Il sindaco di Monza, Roberto Scanagatti, ha replicato polemicamente a Mister E di farsi da parte, mentre il governatore della Lombardia, Roberto Maroni, ha chiesto l’intervento di Renzi. E i piloti più famosi, Alonso, Massa e Button hanno fatto quadrato per difendere “il tempio della velocità”. Perché quella di Monza non è una semplice pista: è un mito. Enzo Ferrari l’amava e qui Nuvolari, Mansell, Senna e Shumacher ce la mettevano tutta per trionfare: vincere a Monza significa avere coraggio, essendo il circuito più veloce in assoluto. Qui Juan Pablo Montoya nel 2005 ha toccato i 369 chilometri orari, segnando il record assoluto a bordo della McLaren.

E allora perché Ecclestone vuole scaricarla? «Perché Monza è un animale ferito e lui lo sa», racconta Gigi Vignando, speaker ufficiale del circuito e custode dell’archivio video di tutti i Grand prix. Dal 1967 lavora 365 giorni l’anno in un ufficio un po’ arrangiato, dietro la tribuna centrale, e quotidianamente vive lo sfascio tangibile di Monza, che brilla per una settimana l’anno, ma ripiomba in uno stato di abbandono non appena i piloti se ne vanno.

Per arrivare all’autodromo bisogna attraversare un tratto del Parco di Monza, che separa il frastuono della città dal silenzio dell’ingresso, simile a un casello autostradale degli anni Sessanta, colore blu sbiadito dal sole. All’interno ci sta un uomo in divisa grigia, sgualcita. Pare annoiarsi, forse perché di gente ne passa poca. Si limita a staccare il ticket da cinque euro a quei rari turisti che vogliono vistare il tempio della velocità, ignari del fatto che la parola “tempio” è per lo più metaforica.

Un museo c’era, ma da 17 anni è chiuso. «Sarà successo un mese fa. Mi trovavo sul viale principale e due giovani turisti neozelandesi, brandendo i biglietti d’ingresso, mi chiedono dove sia il museo», racconta Vignardo che con un certo imbarazzo ha spiegato ai due che l’unica cosa da vedere è la statua di Manuel Flangio, tutta lustra perché chi viene a visitare l’autodromo finisce avvinghiato a quel piccolo monumento per la foto ricordo.

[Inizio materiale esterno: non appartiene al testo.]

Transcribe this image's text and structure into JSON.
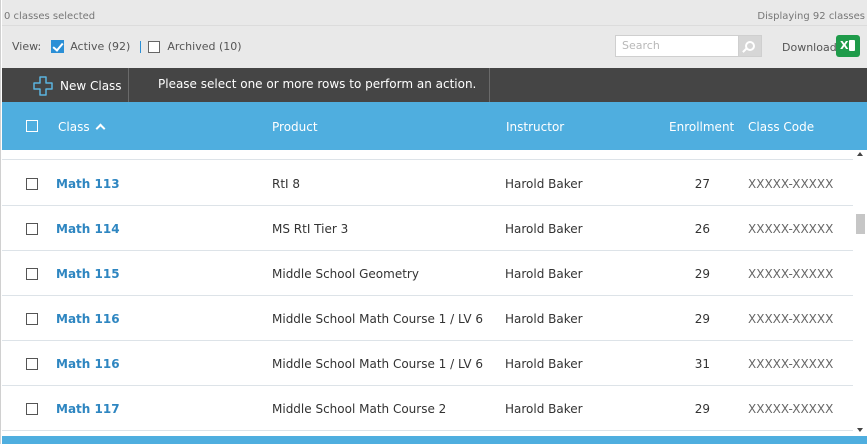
{
  "status": {
    "selected_text": "0 classes selected",
    "displaying_text": "Displaying 92 classes"
  },
  "filters": {
    "view_label": "View:",
    "active_label": "Active (92)",
    "active_checked": true,
    "archived_label": "Archived (10)",
    "archived_checked": false
  },
  "search": {
    "placeholder": "Search"
  },
  "download": {
    "label": "Download",
    "icon": "excel-icon"
  },
  "actions": {
    "new_class_label": "New Class",
    "message": "Please select one or more rows to perform an action."
  },
  "table": {
    "columns": {
      "class": "Class",
      "product": "Product",
      "instructor": "Instructor",
      "enrollment": "Enrollment",
      "class_code": "Class Code"
    },
    "sort": {
      "column": "class",
      "direction": "ascending"
    },
    "rows": [
      {
        "class": "Math 113",
        "product": "RtI 8",
        "instructor": "Harold Baker",
        "enrollment": "27",
        "code": "XXXXX-XXXXX"
      },
      {
        "class": "Math 114",
        "product": "MS RtI Tier 3",
        "instructor": "Harold Baker",
        "enrollment": "26",
        "code": "XXXXX-XXXXX"
      },
      {
        "class": "Math 115",
        "product": "Middle School Geometry",
        "instructor": "Harold Baker",
        "enrollment": "29",
        "code": "XXXXX-XXXXX"
      },
      {
        "class": "Math 116",
        "product": "Middle School Math Course 1 / LV 6",
        "instructor": "Harold Baker",
        "enrollment": "29",
        "code": "XXXXX-XXXXX"
      },
      {
        "class": "Math 116",
        "product": "Middle School Math Course 1 / LV 6",
        "instructor": "Harold Baker",
        "enrollment": "31",
        "code": "XXXXX-XXXXX"
      },
      {
        "class": "Math 117",
        "product": "Middle School Math Course 2",
        "instructor": "Harold Baker",
        "enrollment": "29",
        "code": "XXXXX-XXXXX"
      }
    ]
  },
  "colors": {
    "header_blue": "#4faedf",
    "action_bar": "#454545",
    "link_blue": "#2e86c1",
    "excel_green": "#1f9b4a"
  }
}
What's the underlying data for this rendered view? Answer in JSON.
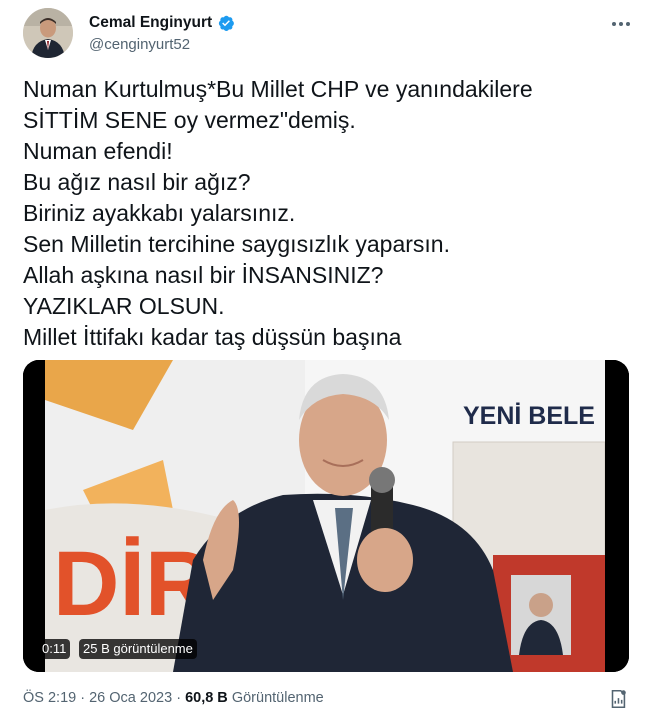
{
  "author": {
    "display_name": "Cemal Enginyurt",
    "handle": "@cenginyurt52",
    "avatar_icon": "profile-photo",
    "verified_icon": "verified-badge-icon",
    "verified_color": "#1d9bf0"
  },
  "tweet": {
    "text": "Numan Kurtulmuş*Bu Millet CHP ve yanındakilere\nSİTTİM SENE oy vermez\"demiş.\nNuman efendi!\nBu ağız nasıl bir ağız?\nBiriniz ayakkabı yalarsınız.\nSen Milletin tercihine saygısızlık yaparsın.\nAllah aşkına nasıl bir İNSANSINIZ?\nYAZIKLAR OLSUN.\nMillet İttifakı kadar taş düşsün başına"
  },
  "media": {
    "type": "video",
    "duration": "0:11",
    "views_label": "25 B görüntülenme",
    "scene_sign_text": "YENİ BELE",
    "scene_backdrop_text": "DİR"
  },
  "meta": {
    "time": "ÖS 2:19",
    "separator": "·",
    "date": "26 Oca 2023",
    "view_count": "60,8 B",
    "views_word": "Görüntülenme"
  },
  "colors": {
    "text_primary": "#0f1419",
    "text_secondary": "#536471",
    "accent": "#1d9bf0"
  }
}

La statua si trova fra una cabina telefonica anni Novanta e l’unico baretto, dalle luci fioche, che ricorda molto un circolo di paese, uno di quelli dove volentieri si ordina una spuma. A fianco un negozio di vestiti. Ma dentro non c’è nessuno, neppure la commessa, la porta è sbarrata e la luce spenta. Dall’altra parte della strada c’è una rete metallica, piuttosto datata, che delimita il paddock, l’area dietro ai box. È un piazzale ricco di erbacce che bucano l’asfalto e due piccoli uffici di Magneti Marelli e dell’utensileria Beta: saracinesche abbassate. Anche l’unico ristorante ha chiuso i battenti perché il bando di assegnazione è saltato.

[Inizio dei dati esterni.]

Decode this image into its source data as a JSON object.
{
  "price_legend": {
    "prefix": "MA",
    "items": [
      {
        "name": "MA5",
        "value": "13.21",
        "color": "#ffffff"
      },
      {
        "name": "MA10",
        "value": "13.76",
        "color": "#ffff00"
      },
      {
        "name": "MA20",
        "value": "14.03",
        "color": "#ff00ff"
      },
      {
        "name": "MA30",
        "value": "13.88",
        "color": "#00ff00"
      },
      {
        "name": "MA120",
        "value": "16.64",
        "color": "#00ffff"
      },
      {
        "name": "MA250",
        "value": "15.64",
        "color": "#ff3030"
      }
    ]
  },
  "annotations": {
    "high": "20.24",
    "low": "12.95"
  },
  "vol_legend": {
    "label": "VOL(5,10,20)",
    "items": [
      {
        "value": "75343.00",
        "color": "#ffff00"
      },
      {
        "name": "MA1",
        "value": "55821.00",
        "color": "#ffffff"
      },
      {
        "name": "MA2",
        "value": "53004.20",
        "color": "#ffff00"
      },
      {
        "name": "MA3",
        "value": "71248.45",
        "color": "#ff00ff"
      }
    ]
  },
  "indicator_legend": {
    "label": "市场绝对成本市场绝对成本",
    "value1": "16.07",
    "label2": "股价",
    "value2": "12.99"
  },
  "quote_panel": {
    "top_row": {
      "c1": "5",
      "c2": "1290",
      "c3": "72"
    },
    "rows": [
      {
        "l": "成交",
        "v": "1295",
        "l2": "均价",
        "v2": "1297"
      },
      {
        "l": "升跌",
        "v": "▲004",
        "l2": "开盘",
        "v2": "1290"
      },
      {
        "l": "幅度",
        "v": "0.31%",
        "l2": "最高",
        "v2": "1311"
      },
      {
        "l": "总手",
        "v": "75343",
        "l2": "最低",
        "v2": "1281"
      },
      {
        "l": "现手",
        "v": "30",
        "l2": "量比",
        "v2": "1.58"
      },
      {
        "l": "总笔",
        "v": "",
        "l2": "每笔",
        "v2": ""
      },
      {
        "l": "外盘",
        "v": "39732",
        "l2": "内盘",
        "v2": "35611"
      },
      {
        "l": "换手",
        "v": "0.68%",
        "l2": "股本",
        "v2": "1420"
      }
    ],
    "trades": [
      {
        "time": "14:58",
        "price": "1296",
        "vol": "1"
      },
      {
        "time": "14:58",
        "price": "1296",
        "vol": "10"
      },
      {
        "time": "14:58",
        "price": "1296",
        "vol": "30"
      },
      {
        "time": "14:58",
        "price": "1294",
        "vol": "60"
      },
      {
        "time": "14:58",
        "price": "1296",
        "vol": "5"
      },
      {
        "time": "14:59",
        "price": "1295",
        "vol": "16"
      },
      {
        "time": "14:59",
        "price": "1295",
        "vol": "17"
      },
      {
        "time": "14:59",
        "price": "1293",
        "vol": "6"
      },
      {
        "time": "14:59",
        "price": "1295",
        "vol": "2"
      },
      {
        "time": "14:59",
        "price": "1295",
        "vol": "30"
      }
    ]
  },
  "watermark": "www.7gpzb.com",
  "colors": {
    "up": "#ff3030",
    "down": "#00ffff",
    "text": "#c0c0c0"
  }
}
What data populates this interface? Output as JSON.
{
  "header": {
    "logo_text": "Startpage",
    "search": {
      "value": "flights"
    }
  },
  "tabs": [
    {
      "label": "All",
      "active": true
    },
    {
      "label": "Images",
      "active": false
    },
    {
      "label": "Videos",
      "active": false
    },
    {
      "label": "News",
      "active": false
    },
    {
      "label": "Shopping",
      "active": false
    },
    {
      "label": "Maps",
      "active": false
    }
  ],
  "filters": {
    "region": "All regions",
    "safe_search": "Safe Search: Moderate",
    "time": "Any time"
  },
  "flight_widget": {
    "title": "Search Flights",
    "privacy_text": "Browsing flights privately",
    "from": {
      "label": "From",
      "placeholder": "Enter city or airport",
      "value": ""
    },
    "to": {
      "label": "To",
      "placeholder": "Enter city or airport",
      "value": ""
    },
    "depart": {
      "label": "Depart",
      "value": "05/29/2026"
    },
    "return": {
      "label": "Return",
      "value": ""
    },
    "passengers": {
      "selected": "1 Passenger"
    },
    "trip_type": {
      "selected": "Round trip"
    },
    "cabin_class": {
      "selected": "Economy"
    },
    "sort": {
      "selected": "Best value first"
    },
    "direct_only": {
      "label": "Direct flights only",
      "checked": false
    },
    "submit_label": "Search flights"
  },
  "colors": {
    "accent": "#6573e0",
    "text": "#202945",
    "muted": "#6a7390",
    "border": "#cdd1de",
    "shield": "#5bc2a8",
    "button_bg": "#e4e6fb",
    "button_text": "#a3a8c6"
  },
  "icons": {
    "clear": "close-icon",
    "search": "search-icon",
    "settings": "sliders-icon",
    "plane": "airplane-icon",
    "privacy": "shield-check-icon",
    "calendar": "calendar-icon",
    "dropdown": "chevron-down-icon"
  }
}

«Fino a cinque anni fa prenotare la pista era impresa ardua. Adesso è subito disponibile, ma quasi nessuno la richiede», spiega Vignardo che snocciola una serie di tristi addii. Da Monza se n’è andato il blasonato Mondiale Turismo, stessa storia per la Coppa Intereuropea, cancellato il Trofeo Cadetti e non ci passa più neppure la World Endurance Championship, il campionato prototipi. Identica fine per il Gp Lotteria di Monza e la Coppa Carri dedicata al Turismo. Da quest’anno Monza non vedrà più sfrecciare neppure le moto, perché ha perso pure il Mondiale Superbike per via dello “scandalo bolle”: deformazioni micidiali per i motociclisti sul manto stradale della parabolica, taciute dai gestori della struttura. Una vicenda scaturita in un’inchiesta che ha travolto tutti i manager della Sias, la società che fa capo all’Aci di Milano e gestisce la pista brianzola.

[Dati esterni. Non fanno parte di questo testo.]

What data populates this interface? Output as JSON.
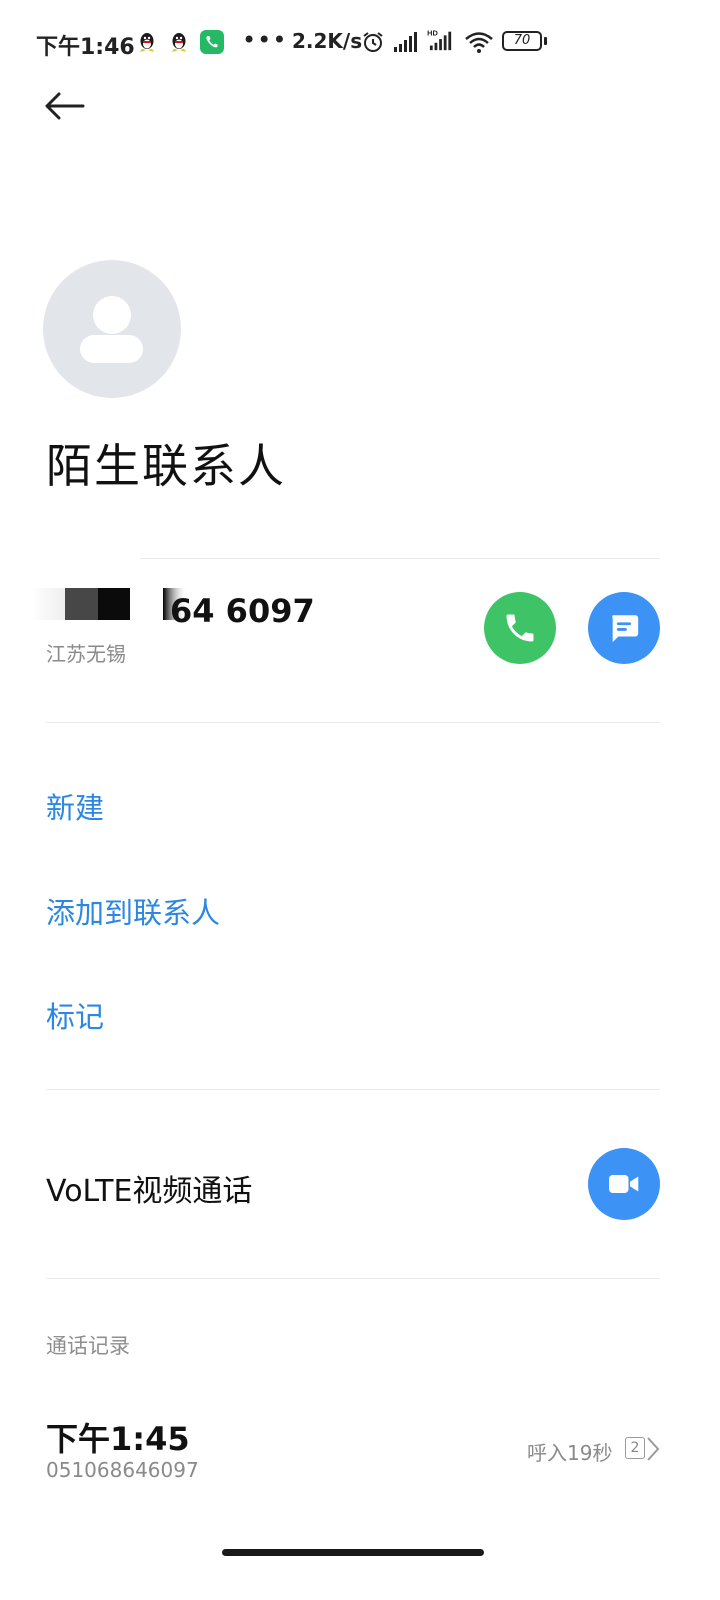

Era il maggio del 2012 quando la Finanza arrivò in autodromo per perquisire la villa del direttore del circuito, Enrico Ferrari. Il prossimo 18 settembre, undici giorni dopo l’atteso Gp, inizierà il processo ai quindici imputati, molti dei quali sono ex vertici Sias, fra cui Ferrari, il direttore tecnico Giorgio Beghella Bartoli e il responsabile dell’ufficio pista, Stefano Tremolada. Tra i capi d’imputazione, false fatturazioni, turbativa d’asta e la messa a repentaglio della sicurezza dei centauri della Superbike.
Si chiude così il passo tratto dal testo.